11. The three-dimensional object and support of claim 10, wherein the three- dimensional printed object includes an overhang supported by the removable support structure, the overhang having a deformation compared to a green body object used to form the three-dimensional printed object that is less than 3° of deflection.

12. The three-dimensional object and support of claim 10, wherein the fused metal particle layers include elemental metals or metal alloys of chromium, cobalt, copper, iron, magnesium, molybdenum, nickel, niobium, steel, stainless steel, tantalum, tin, titanium, tungsten, zinc, zirconium, or a mixture thereof.

13. A non-transitory machine readable storage medium comprising instructions that when executed by a processor, cause the processer to: determine layers of a support structure for a three-dimensional printed object and layers of a three-dimensional printed object; generate instructions to iteratively and selectively apply a metallic binding agent onto the individual build material layers of the three-dimensional printed object so that the individual build material layers are built up and bound together to form a green-body object; and generate instructions to iteratively and selectively apply a polymeric binding agent onto the individual build material layers at an interface between the green-body object and a support structure for the green-body object.
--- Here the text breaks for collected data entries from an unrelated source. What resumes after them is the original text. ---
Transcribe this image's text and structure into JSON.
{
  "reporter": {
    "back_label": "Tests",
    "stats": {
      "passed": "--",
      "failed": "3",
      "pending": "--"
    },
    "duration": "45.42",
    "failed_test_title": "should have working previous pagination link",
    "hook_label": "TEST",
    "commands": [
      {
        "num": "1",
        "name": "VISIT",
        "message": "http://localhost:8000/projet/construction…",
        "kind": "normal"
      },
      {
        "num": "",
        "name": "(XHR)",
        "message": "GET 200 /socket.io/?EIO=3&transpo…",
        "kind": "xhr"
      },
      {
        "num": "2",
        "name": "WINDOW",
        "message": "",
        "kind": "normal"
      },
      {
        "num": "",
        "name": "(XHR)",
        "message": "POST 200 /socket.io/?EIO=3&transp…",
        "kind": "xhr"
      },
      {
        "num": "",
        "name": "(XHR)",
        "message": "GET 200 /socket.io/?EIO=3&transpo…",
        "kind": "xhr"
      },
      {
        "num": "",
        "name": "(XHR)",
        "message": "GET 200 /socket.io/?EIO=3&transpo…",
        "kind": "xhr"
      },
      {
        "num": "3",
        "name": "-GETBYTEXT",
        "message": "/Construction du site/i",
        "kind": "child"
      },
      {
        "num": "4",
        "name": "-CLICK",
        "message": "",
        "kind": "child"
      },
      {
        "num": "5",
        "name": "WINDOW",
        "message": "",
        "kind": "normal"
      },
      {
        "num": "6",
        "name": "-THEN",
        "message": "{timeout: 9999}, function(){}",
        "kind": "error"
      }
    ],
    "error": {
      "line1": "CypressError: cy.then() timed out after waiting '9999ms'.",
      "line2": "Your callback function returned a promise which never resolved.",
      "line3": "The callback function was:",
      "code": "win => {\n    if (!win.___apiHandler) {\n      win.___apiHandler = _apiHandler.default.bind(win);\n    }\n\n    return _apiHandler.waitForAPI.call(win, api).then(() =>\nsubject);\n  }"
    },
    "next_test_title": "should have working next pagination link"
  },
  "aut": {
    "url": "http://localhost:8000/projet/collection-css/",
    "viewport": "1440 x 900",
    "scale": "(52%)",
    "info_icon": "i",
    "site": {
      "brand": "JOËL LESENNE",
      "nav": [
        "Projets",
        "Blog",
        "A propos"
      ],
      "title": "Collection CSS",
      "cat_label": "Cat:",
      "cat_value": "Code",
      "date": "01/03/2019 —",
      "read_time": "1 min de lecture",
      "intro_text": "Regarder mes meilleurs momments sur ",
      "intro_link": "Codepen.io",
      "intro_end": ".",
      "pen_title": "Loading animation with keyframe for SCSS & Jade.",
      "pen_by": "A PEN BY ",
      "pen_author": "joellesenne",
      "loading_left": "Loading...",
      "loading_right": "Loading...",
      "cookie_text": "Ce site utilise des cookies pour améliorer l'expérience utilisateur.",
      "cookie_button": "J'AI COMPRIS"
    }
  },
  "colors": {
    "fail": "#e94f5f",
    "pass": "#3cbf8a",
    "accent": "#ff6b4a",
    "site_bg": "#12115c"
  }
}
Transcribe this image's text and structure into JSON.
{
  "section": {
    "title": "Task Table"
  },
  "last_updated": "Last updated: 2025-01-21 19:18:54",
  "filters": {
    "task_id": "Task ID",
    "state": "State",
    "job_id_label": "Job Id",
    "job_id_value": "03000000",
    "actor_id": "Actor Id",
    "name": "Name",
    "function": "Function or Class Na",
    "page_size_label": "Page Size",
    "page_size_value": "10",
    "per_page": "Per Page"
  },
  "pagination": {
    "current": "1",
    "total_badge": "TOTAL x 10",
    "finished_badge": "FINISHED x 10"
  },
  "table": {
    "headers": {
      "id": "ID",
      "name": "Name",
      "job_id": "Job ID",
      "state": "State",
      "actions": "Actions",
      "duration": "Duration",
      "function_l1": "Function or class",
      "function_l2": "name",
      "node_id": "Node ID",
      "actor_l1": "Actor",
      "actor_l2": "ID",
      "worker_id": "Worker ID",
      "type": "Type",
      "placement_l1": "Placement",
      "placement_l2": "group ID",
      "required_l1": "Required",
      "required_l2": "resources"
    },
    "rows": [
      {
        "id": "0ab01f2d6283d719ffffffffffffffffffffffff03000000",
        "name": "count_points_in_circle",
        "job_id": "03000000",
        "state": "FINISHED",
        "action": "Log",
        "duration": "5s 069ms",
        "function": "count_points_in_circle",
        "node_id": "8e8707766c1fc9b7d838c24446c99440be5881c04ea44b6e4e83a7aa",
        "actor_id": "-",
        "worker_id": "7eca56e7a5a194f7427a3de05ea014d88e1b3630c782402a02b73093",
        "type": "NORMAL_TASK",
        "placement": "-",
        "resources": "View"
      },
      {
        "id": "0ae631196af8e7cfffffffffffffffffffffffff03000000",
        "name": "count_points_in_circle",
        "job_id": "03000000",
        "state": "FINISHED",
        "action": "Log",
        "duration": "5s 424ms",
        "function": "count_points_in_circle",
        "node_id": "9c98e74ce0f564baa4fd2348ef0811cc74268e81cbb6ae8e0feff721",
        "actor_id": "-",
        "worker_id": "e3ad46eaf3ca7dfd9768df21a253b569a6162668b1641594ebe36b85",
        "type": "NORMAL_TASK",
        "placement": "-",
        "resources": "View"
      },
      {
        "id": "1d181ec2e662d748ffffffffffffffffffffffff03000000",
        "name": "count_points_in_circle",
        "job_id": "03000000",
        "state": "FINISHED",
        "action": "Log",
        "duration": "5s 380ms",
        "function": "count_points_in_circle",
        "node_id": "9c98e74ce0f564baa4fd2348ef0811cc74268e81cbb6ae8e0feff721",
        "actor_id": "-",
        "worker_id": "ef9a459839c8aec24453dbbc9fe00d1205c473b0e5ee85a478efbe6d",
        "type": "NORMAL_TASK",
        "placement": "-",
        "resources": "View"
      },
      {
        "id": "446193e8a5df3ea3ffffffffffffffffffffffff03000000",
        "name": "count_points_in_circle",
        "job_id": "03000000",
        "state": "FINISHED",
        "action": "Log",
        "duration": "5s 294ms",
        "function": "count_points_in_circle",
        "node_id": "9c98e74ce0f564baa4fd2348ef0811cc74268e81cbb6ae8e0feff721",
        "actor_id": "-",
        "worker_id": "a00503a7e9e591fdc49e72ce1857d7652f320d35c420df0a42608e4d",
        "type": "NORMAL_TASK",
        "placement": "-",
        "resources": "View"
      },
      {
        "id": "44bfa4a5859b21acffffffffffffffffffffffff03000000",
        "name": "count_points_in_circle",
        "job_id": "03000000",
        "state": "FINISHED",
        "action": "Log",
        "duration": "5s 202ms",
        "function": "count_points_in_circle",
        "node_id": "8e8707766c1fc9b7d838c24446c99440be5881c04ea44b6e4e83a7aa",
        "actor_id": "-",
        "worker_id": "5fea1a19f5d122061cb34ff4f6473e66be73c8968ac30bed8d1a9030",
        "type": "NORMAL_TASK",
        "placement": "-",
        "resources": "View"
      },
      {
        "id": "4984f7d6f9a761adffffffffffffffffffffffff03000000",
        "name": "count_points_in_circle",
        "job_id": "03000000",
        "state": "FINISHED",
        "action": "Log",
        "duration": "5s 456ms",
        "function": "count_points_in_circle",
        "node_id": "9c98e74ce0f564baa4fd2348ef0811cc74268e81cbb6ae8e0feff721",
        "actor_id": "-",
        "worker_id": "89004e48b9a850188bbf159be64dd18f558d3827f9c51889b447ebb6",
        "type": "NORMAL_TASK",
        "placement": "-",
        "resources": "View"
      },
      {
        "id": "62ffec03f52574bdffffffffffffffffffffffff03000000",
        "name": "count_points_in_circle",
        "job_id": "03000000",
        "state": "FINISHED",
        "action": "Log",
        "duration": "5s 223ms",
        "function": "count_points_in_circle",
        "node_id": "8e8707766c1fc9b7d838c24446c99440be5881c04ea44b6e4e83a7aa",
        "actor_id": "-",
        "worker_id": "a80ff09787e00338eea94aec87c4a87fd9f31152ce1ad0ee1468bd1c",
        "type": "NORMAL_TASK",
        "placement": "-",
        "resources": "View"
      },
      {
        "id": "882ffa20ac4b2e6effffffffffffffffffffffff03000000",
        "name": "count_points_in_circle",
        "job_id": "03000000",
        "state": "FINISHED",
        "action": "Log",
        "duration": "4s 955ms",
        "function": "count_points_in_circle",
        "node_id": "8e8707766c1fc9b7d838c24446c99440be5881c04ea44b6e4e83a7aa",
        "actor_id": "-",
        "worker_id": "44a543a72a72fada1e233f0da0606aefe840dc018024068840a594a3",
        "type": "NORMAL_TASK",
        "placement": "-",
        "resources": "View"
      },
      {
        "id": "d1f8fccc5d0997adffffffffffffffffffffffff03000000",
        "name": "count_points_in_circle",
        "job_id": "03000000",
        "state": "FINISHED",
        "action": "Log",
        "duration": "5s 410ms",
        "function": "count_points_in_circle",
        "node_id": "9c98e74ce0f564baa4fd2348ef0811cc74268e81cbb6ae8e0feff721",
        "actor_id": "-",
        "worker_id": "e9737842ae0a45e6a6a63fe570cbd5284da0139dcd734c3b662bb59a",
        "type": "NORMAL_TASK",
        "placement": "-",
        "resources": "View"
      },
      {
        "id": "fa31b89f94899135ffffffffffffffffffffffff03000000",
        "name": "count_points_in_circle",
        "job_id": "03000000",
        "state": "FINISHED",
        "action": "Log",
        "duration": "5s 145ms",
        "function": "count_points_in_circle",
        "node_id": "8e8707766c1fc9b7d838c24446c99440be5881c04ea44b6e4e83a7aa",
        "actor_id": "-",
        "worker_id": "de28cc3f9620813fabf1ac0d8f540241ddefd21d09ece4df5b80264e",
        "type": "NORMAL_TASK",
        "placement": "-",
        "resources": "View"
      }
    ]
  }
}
14. The non-transitory machine readable storage medium of claim 13, wherein the instructions occur based on a computer generated three-dimensional object model and the instructions include calculating a dispensing volume of the metallic binding agent and the polymeric binding agent to be applied onto a particulate build material at locations based on the three-dimensional object model.

15. The non-transitory machine readable storage medium of claim 13, wherein the processor further generates instructions to iteratively and selectively apply the metallic binding agent to a central portion of the support structure.